Evode's debt-to-equity ratio is about 50 per cent, but this is disputed by Wassall's chief executive, Chris Miller, who said Evode's US preference shares should be counted as debt and pushed gearing above 170 per cent.

Mr Miller said that Evode's breach of covenants relating to the preference shares showed that the company was extremely vulnerable. He pointed out that the breach allowed the two US preference shareholders to appoint one director each to the board.

Evode said the company had made no secret of the fact that it was in breach of a covenant relating to interest cover, but that the US shareholders involved had written to the company waiving their rights to appoint a director.

A spokesman denied Evode was also in danger of breaching other covenants, which would allow the preference shareholders to demand payment immediately.

Evode pointed out that it had a pounds 72m loan facility, of which only pounds 38m was committed.

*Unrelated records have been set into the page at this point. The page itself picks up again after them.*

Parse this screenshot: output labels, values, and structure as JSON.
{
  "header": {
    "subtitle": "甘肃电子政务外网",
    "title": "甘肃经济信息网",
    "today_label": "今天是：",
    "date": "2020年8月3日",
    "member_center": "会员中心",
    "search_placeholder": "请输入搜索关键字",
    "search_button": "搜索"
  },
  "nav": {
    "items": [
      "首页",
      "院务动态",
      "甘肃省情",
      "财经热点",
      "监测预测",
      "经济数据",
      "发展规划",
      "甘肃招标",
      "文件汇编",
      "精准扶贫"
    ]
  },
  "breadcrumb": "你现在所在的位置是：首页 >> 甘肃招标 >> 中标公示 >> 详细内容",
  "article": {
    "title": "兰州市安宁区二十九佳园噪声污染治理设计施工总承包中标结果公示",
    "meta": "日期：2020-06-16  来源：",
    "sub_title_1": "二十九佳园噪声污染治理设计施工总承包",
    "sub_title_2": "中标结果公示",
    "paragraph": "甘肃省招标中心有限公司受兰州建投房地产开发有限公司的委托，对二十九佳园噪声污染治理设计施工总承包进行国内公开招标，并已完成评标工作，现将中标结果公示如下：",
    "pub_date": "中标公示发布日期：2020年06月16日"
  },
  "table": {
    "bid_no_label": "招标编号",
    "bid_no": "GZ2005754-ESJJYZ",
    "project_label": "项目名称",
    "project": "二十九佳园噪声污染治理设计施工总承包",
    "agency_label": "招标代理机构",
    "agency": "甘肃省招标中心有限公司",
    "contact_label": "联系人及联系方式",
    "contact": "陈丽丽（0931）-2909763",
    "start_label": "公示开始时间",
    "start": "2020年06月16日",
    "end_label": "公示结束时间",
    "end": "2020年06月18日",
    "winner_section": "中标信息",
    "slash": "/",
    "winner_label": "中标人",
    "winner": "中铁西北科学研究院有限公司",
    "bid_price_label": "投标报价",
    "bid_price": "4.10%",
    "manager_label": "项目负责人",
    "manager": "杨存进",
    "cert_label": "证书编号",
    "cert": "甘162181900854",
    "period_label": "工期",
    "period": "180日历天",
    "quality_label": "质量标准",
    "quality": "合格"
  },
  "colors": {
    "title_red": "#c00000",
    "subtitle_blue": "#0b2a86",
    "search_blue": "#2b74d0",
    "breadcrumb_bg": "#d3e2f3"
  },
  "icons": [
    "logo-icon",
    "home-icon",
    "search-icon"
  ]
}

'We are successfully managing our way through the worst recession in the UK since the Second World War,' Andrew Simon said. 'The excellent performance of the North American division demonstrates the success of our policy of moving into new markets, having achieved a 44 per cent rise in operating profits.'

However, Mr Miller denied that Evode had surprised Wassall with its better-than-forecast results. 'It was more or less what we expected, and we still believe that their operating margins are inadequate at 5.9 per cent.

'The figures are flattered by their comparison to the previous year, in which Evode's performance was particularly dreadful. Earnings per share are still lower than at any time in the past 10 years, leaving out 1991.'

Evode's defence document reveals that Wassall would have to pay more than pounds 1.5m in compensation if it dismissed Evode's management, as revealed in the Independent last week.

Evode shares stuck at 91p, 11p up on Wassall's 80p cash offer.